A field campaign was conducted in Ny-Alesund (78 degrees 54'N, 11 degrees 53'E), Svalbard (Norway) during April and May 2005. An Atmospheric Mercury (Hg) Depletion Event (AMDE) was observed from the morning of April 24 until the evening of April 27. Transport of already Hg and ozone (O3) depleted air masses could explain this observed depletion. Due to a snowfall event during the AMDE, surface snow Hg concentrations increased two fold. Hg deposition took place over a short period of time corresponding to 3-4 days. More than 80% of the deposited Hg was estimated to be reemitted back to the atmosphere in the days following the event. During the campaign, we observed night and day variations in surface snow Hg concentrations, which may be the result of gaseous elemental mercury (GEM) oxidation to divalent Hg at the snow/air interface by daylight surface snow chemistry.
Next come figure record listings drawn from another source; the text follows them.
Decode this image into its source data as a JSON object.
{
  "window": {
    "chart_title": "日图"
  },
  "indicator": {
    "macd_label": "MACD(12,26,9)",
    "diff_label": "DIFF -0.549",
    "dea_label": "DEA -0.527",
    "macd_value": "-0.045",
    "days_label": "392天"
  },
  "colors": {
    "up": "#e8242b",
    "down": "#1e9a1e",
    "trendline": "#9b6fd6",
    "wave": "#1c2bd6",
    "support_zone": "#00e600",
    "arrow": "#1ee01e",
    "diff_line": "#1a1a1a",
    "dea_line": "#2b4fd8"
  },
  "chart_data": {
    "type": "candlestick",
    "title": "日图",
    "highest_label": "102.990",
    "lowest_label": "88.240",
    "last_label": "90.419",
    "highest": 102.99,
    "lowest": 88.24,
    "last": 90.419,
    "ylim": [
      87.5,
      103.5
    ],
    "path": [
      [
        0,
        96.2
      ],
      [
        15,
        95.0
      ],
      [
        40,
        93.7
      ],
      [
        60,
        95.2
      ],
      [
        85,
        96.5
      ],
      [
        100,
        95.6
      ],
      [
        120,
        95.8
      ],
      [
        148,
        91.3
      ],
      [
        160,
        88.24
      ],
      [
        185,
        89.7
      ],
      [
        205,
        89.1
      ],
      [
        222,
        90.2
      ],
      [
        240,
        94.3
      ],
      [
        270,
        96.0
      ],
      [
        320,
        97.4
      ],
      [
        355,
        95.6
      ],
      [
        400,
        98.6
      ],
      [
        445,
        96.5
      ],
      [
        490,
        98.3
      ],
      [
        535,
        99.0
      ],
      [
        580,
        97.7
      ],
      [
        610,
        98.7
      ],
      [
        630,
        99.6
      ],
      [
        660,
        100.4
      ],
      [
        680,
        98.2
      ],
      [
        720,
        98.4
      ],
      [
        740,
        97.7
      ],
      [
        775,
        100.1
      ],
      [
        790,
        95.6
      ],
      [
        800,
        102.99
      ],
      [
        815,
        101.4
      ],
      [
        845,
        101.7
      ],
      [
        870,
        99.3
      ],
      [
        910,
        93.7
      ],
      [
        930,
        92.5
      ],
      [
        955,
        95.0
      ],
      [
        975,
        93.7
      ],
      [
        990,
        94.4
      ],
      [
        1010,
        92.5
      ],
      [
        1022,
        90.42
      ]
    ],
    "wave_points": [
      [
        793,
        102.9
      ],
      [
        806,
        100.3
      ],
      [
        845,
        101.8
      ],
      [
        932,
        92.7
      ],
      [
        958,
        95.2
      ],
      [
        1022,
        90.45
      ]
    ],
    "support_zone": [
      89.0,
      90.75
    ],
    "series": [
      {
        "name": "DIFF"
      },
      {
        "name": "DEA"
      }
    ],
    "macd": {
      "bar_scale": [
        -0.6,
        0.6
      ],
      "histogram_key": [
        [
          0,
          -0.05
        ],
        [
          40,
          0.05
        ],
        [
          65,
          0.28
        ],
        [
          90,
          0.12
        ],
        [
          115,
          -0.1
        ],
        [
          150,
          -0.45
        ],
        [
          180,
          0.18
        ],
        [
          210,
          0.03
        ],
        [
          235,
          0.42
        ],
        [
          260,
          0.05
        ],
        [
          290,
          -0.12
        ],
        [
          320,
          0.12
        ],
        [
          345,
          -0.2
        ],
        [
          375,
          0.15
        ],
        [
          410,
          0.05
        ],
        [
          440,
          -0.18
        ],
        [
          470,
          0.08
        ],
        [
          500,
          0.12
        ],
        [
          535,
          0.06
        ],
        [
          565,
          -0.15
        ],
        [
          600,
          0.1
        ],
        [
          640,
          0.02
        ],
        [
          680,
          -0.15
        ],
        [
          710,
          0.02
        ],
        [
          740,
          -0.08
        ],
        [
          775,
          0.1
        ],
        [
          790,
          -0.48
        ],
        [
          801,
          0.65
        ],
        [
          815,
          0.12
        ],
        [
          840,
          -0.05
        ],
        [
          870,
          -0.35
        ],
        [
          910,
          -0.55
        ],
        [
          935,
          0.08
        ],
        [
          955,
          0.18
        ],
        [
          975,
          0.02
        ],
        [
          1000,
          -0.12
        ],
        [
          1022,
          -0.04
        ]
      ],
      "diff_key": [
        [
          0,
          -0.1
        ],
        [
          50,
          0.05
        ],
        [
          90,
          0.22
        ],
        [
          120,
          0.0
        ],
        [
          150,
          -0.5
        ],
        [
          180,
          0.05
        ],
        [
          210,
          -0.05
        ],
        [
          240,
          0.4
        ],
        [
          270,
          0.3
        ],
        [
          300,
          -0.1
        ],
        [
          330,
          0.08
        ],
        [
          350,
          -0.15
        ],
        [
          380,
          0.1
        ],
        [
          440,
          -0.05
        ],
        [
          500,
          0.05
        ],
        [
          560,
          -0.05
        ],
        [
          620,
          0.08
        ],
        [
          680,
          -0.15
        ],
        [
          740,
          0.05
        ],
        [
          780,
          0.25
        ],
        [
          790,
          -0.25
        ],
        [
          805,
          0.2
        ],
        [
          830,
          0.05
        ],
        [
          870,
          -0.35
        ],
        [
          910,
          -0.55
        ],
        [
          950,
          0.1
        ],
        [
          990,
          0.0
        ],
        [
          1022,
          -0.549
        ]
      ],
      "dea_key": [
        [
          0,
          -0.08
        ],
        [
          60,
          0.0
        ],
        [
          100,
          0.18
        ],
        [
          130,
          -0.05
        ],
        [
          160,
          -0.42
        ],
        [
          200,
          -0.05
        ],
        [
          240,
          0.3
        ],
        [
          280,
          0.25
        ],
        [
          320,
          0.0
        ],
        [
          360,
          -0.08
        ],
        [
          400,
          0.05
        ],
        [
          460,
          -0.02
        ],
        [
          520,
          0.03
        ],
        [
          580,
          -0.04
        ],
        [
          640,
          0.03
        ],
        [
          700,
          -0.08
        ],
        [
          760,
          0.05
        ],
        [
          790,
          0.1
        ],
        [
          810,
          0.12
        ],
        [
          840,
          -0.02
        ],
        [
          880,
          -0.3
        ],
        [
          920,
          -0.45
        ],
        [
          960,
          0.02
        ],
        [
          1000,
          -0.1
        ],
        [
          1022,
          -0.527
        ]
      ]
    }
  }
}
Finally, a decrease in the reactive Hg (HgR) fraction of total Hg (HgT) in the surface snow was observed during spring. We postulate that the transformation of HgR to a more stable form may occur in Arctic snow during spring.

Mercury in the atmosphere, snow and melt water ponds in the North Atlantic Ocean during Arctic summer.

Atmospheric mercury speciation measurements were performed during a 10 week Arctic summer expedition in the North Atlantic Ocean onboard the German research vessel RV Polarstern between June 15 and August 29, 2004. This expedition covered large areas of the North Atlantic and Arctic Oceans between latitudes 54 degrees N and 85 degrees N and longitudes 16 degrees W and 16 degrees E. Gaseous elemental mercury (GEM), reactive gaseous mercury (RGM) and mercury associated with particles (Hg-P) were measured during this study. In addition, total mercury in surface snow and meltwater ponds located on sea ice floes was measured. GEM showed a homogeneous distribution over the open North Atlantic Ocean (median 1.53 +/- 0.12 ng/m3), which is in contrast to the higher concentrations of GEM observed over sea ice (median 1.82 +/- 0.24 ng/m3). It is hypothesized that this results from either (re-) emission of mercury contained in snow and ice surfaces that was previously deposited during atmospheric mercury depletion events (AMDE) in the spring or evasion from the ocean due to increased reduction potential at high latitudes during Arctic summer. Measured concentrations of total mercury in surface snow and meltwater ponds were low (all samples <10 ng/L), indicating that marginal accumulation of mercury occurs in these environmental compartments. Results also reveal low concentrations of RGM and Hg-P without a significant diurnal variability. These results indicate that the production and deposition of these reactive mercury species do not significantly contribute to the atmospheric mercury cycle in the North Atlantic Ocean during the Arctic summer.